Emerging large scale science applications may consist of a large number of dynamic tasks to be run across a large number of workers. When written in a Python-oriented framework like Parsl or FuncX those tasks are not heavyweight Unix processes, but rather lightweight invocations of individual functions. Running these functions at large scale presents two distinct challenges:
1 - The precise software dependencies needed by the function must be made available at each worker node. These dependencies must be chosen accurately: too few, and the function won't work; too many, and the cost of distribution is too high. We show a method for determining, distributing, and caching the exact dependencies needed at runtime, without user intervention.

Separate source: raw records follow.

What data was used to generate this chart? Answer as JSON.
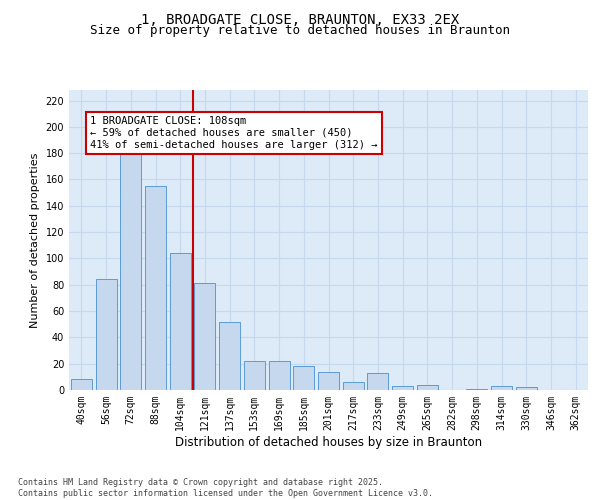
{
  "title": "1, BROADGATE CLOSE, BRAUNTON, EX33 2EX",
  "subtitle": "Size of property relative to detached houses in Braunton",
  "xlabel": "Distribution of detached houses by size in Braunton",
  "ylabel": "Number of detached properties",
  "categories": [
    "40sqm",
    "56sqm",
    "72sqm",
    "88sqm",
    "104sqm",
    "121sqm",
    "137sqm",
    "153sqm",
    "169sqm",
    "185sqm",
    "201sqm",
    "217sqm",
    "233sqm",
    "249sqm",
    "265sqm",
    "282sqm",
    "298sqm",
    "314sqm",
    "330sqm",
    "346sqm",
    "362sqm"
  ],
  "values": [
    8,
    84,
    180,
    155,
    104,
    81,
    52,
    22,
    22,
    18,
    14,
    6,
    13,
    3,
    4,
    0,
    1,
    3,
    2,
    0,
    0
  ],
  "bar_color": "#c5d8ed",
  "bar_edge_color": "#5b9bd5",
  "grid_color": "#c5d8ed",
  "background_color": "#ddeaf8",
  "vline_x": 4.5,
  "vline_color": "#cc0000",
  "annotation_text": "1 BROADGATE CLOSE: 108sqm\n← 59% of detached houses are smaller (450)\n41% of semi-detached houses are larger (312) →",
  "annotation_box_color": "#cc0000",
  "ylim": [
    0,
    228
  ],
  "yticks": [
    0,
    20,
    40,
    60,
    80,
    100,
    120,
    140,
    160,
    180,
    200,
    220
  ],
  "footer": "Contains HM Land Registry data © Crown copyright and database right 2025.\nContains public sector information licensed under the Open Government Licence v3.0.",
  "title_fontsize": 10,
  "subtitle_fontsize": 9,
  "xlabel_fontsize": 8.5,
  "ylabel_fontsize": 8,
  "tick_fontsize": 7,
  "annotation_fontsize": 7.5,
  "footer_fontsize": 6
}
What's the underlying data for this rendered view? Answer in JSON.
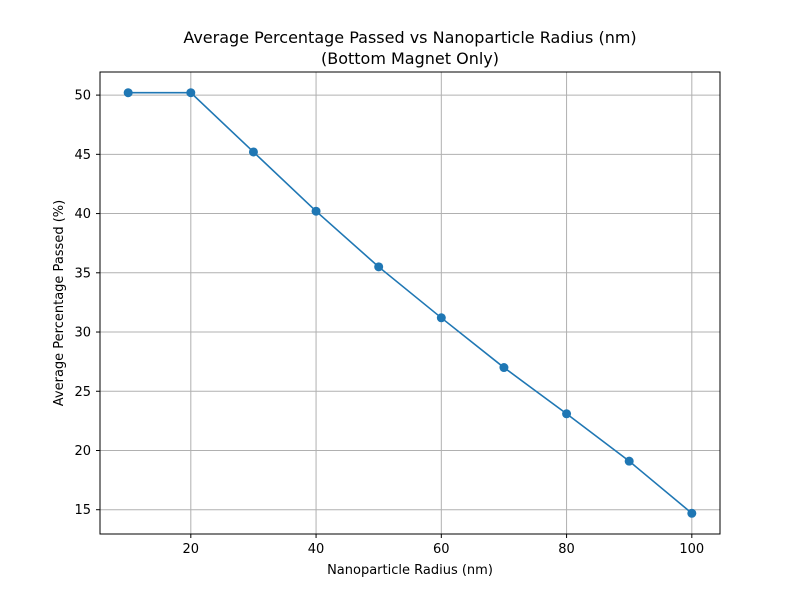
{
  "chart_data": {
    "type": "line",
    "title_lines": [
      "Average Percentage Passed vs Nanoparticle Radius (nm)",
      "(Bottom Magnet Only)"
    ],
    "xlabel": "Nanoparticle Radius (nm)",
    "ylabel": "Average Percentage Passed (%)",
    "x": [
      10,
      20,
      30,
      40,
      50,
      60,
      70,
      80,
      90,
      100
    ],
    "series": [
      {
        "values": [
          50.2,
          50.2,
          45.2,
          40.2,
          35.5,
          31.2,
          27.0,
          23.1,
          19.1,
          14.7
        ],
        "color": "#1f77b4",
        "marker": "circle"
      }
    ],
    "xlim": [
      5.5,
      104.5
    ],
    "ylim": [
      12.95,
      51.95
    ],
    "xticks": [
      20,
      40,
      60,
      80,
      100
    ],
    "yticks": [
      15,
      20,
      25,
      30,
      35,
      40,
      45,
      50
    ],
    "grid": true,
    "legend": "none"
  }
}
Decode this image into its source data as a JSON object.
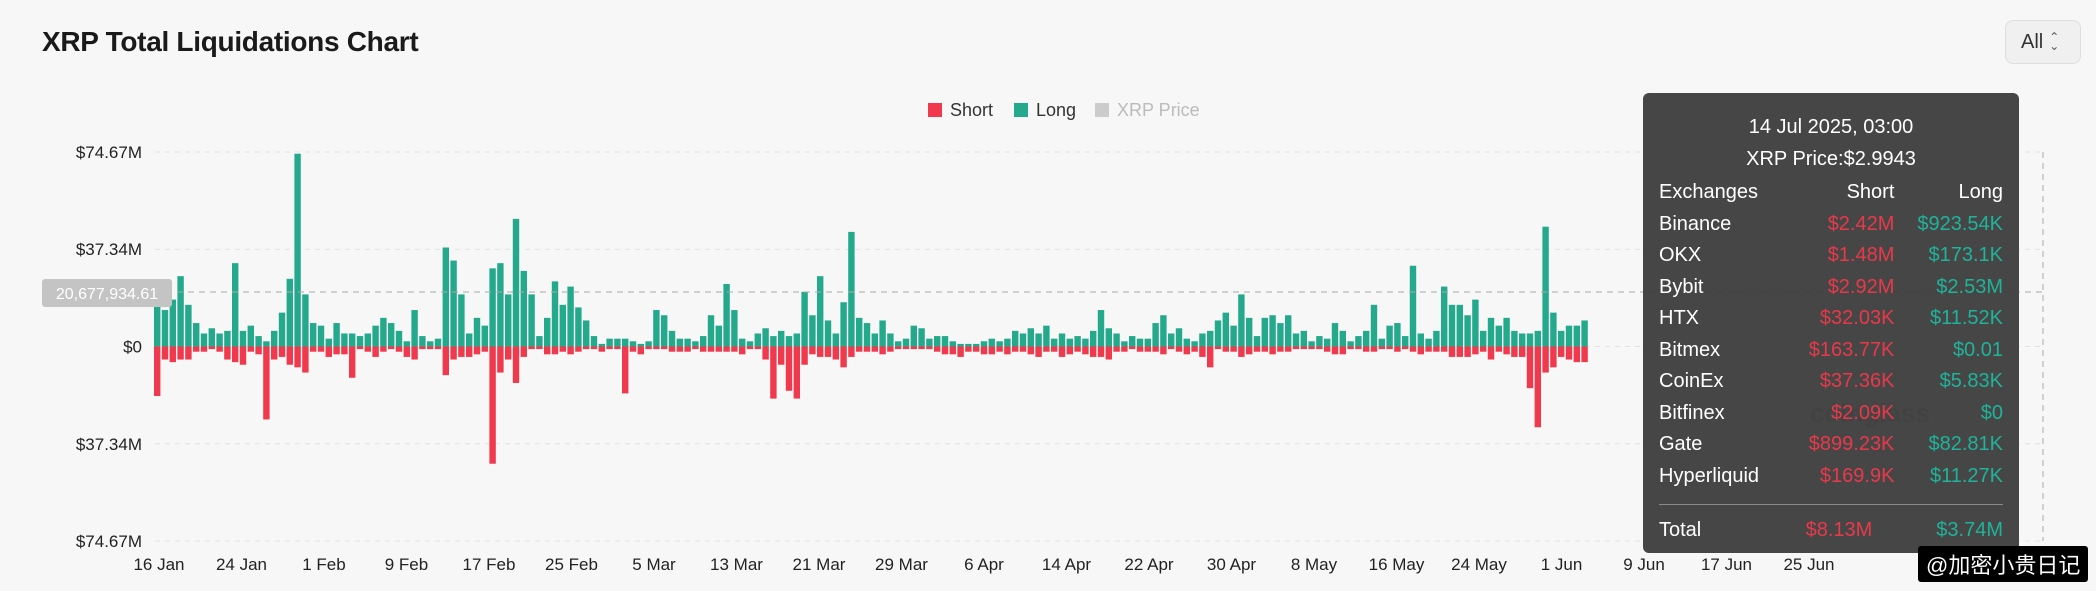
{
  "title": "XRP Total Liquidations Chart",
  "range_select": {
    "value": "All"
  },
  "legend": [
    {
      "name": "Short",
      "color": "#f0394d",
      "active": true
    },
    {
      "name": "Long",
      "color": "#24a98c",
      "active": true
    },
    {
      "name": "XRP Price",
      "color": "#cccccc",
      "active": false
    }
  ],
  "crosshair_value": "20,677,934.61",
  "brand_watermark": "coinglass",
  "watermark": "@加密小贵日记",
  "tooltip": {
    "date": "14 Jul 2025, 03:00",
    "price_label": "XRP Price:",
    "price_value": "$2.9943",
    "headers": [
      "Exchanges",
      "Short",
      "Long"
    ],
    "rows": [
      {
        "exchange": "Binance",
        "short": "$2.42M",
        "long": "$923.54K"
      },
      {
        "exchange": "OKX",
        "short": "$1.48M",
        "long": "$173.1K"
      },
      {
        "exchange": "Bybit",
        "short": "$2.92M",
        "long": "$2.53M"
      },
      {
        "exchange": "HTX",
        "short": "$32.03K",
        "long": "$11.52K"
      },
      {
        "exchange": "Bitmex",
        "short": "$163.77K",
        "long": "$0.01"
      },
      {
        "exchange": "CoinEx",
        "short": "$37.36K",
        "long": "$5.83K"
      },
      {
        "exchange": "Bitfinex",
        "short": "$2.09K",
        "long": "$0"
      },
      {
        "exchange": "Gate",
        "short": "$899.23K",
        "long": "$82.81K"
      },
      {
        "exchange": "Hyperliquid",
        "short": "$169.9K",
        "long": "$11.27K"
      }
    ],
    "total": {
      "label": "Total",
      "short": "$8.13M",
      "long": "$3.74M"
    }
  },
  "chart_data": {
    "type": "bar",
    "ylim": [
      -74.67,
      74.67
    ],
    "y_unit": "M USD",
    "yticks": [
      {
        "value": 74.67,
        "label": "$74.67M"
      },
      {
        "value": 37.34,
        "label": "$37.34M"
      },
      {
        "value": 0,
        "label": "$0"
      },
      {
        "value": -37.34,
        "label": "$37.34M"
      },
      {
        "value": -74.67,
        "label": "$74.67M"
      }
    ],
    "xticks": [
      "16 Jan",
      "24 Jan",
      "1 Feb",
      "9 Feb",
      "17 Feb",
      "25 Feb",
      "5 Mar",
      "13 Mar",
      "21 Mar",
      "29 Mar",
      "6 Apr",
      "14 Apr",
      "22 Apr",
      "30 Apr",
      "8 May",
      "16 May",
      "24 May",
      "1 Jun",
      "9 Jun",
      "17 Jun",
      "25 Jun"
    ],
    "series": [
      {
        "name": "Long",
        "color": "#24a98c",
        "values": [
          16,
          14,
          18,
          27,
          16,
          9,
          5,
          7,
          5,
          6,
          32,
          6,
          8,
          4,
          2,
          6,
          13,
          26,
          74,
          20,
          9,
          8,
          3,
          9,
          5,
          5,
          4,
          5,
          8,
          11,
          9,
          6,
          2,
          14,
          4,
          2,
          3,
          38,
          33,
          20,
          5,
          11,
          8,
          30,
          32,
          20,
          49,
          29,
          20,
          4,
          11,
          25,
          16,
          23,
          15,
          10,
          4,
          1,
          3,
          3,
          3,
          2,
          1,
          2,
          14,
          12,
          6,
          3,
          3,
          2,
          4,
          12,
          8,
          24,
          14,
          3,
          2,
          5,
          7,
          4,
          6,
          4,
          5,
          21,
          12,
          27,
          10,
          5,
          17,
          44,
          11,
          9,
          5,
          10,
          5,
          2,
          3,
          8,
          7,
          3,
          4,
          4,
          2,
          1,
          1,
          1,
          2,
          3,
          2,
          3,
          6,
          5,
          7,
          5,
          8,
          3,
          5,
          3,
          4,
          3,
          6,
          14,
          7,
          5,
          2,
          4,
          3,
          3,
          9,
          12,
          5,
          7,
          3,
          2,
          5,
          6,
          10,
          13,
          8,
          20,
          11,
          4,
          11,
          12,
          9,
          12,
          5,
          6,
          2,
          4,
          3,
          9,
          6,
          2,
          4,
          6,
          16,
          3,
          8,
          9,
          4,
          31,
          5,
          3,
          6,
          23,
          16,
          16,
          12,
          18,
          6,
          11,
          8,
          11,
          6,
          5,
          5,
          6,
          46,
          13,
          6,
          8,
          8,
          10
        ],
        "note": "Positive bar heights in $M, one bar per day from 16 Jan"
      },
      {
        "name": "Short",
        "color": "#f0394d",
        "values": [
          19,
          5,
          6,
          5,
          5,
          2,
          2,
          1,
          2,
          5,
          6,
          7,
          2,
          3,
          28,
          5,
          4,
          7,
          8,
          10,
          2,
          2,
          4,
          3,
          3,
          12,
          1,
          2,
          4,
          2,
          1,
          2,
          4,
          5,
          1,
          1,
          1,
          11,
          5,
          4,
          4,
          3,
          2,
          45,
          10,
          5,
          14,
          4,
          1,
          1,
          3,
          3,
          2,
          3,
          2,
          1,
          1,
          2,
          1,
          1,
          18,
          2,
          3,
          1,
          1,
          1,
          2,
          2,
          2,
          1,
          2,
          2,
          2,
          2,
          2,
          3,
          1,
          1,
          5,
          20,
          7,
          17,
          20,
          7,
          3,
          4,
          4,
          5,
          8,
          4,
          2,
          2,
          2,
          3,
          2,
          1,
          1,
          1,
          1,
          1,
          2,
          3,
          3,
          4,
          2,
          2,
          3,
          3,
          2,
          3,
          2,
          2,
          3,
          4,
          2,
          2,
          4,
          3,
          2,
          3,
          4,
          4,
          5,
          2,
          2,
          1,
          2,
          2,
          2,
          3,
          1,
          2,
          3,
          2,
          4,
          8,
          1,
          2,
          2,
          4,
          3,
          2,
          2,
          3,
          2,
          2,
          1,
          1,
          1,
          1,
          2,
          3,
          3,
          1,
          1,
          2,
          2,
          1,
          1,
          2,
          1,
          2,
          3,
          2,
          2,
          2,
          4,
          4,
          4,
          3,
          2,
          5,
          2,
          3,
          4,
          4,
          16,
          31,
          10,
          8,
          4,
          5,
          6,
          6
        ],
        "note": "Magnitudes in $M drawn below zero"
      }
    ]
  }
}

2 - The right number of functions must be "packed" into large worker nodes that may have hundreds of cores and many GB of memory. Too few, and the system is badly underutilized; too many, and performance will suffer or invocations will crash. We show an automatic method for monitoring and predicting the resources consumed by categories of functions. This results in resource allocation that is much more efficient than an unmanaged approach, and is very close to an "oracle" that predicts perfectly.
The techniques shown in this paper are integrated into the Parsl workflow system from U-Chicago, and the Work Queue distributed execution framework from Notre Dame, both of which are open source software supported by the NSF CSSI program.
- Tim Shaffer, Zhuozhao Li, Ben Tovar, Yadu Babuji, TJ Dasso, Zoe Surma, Kyle Chard, Ian Foster, and Douglas Thain, Lightweight Function Monitors for Fine-Grained Management in Large Scale Python Applications, IEEE International Parallel & Distributed Processing Symposium, May, 2021.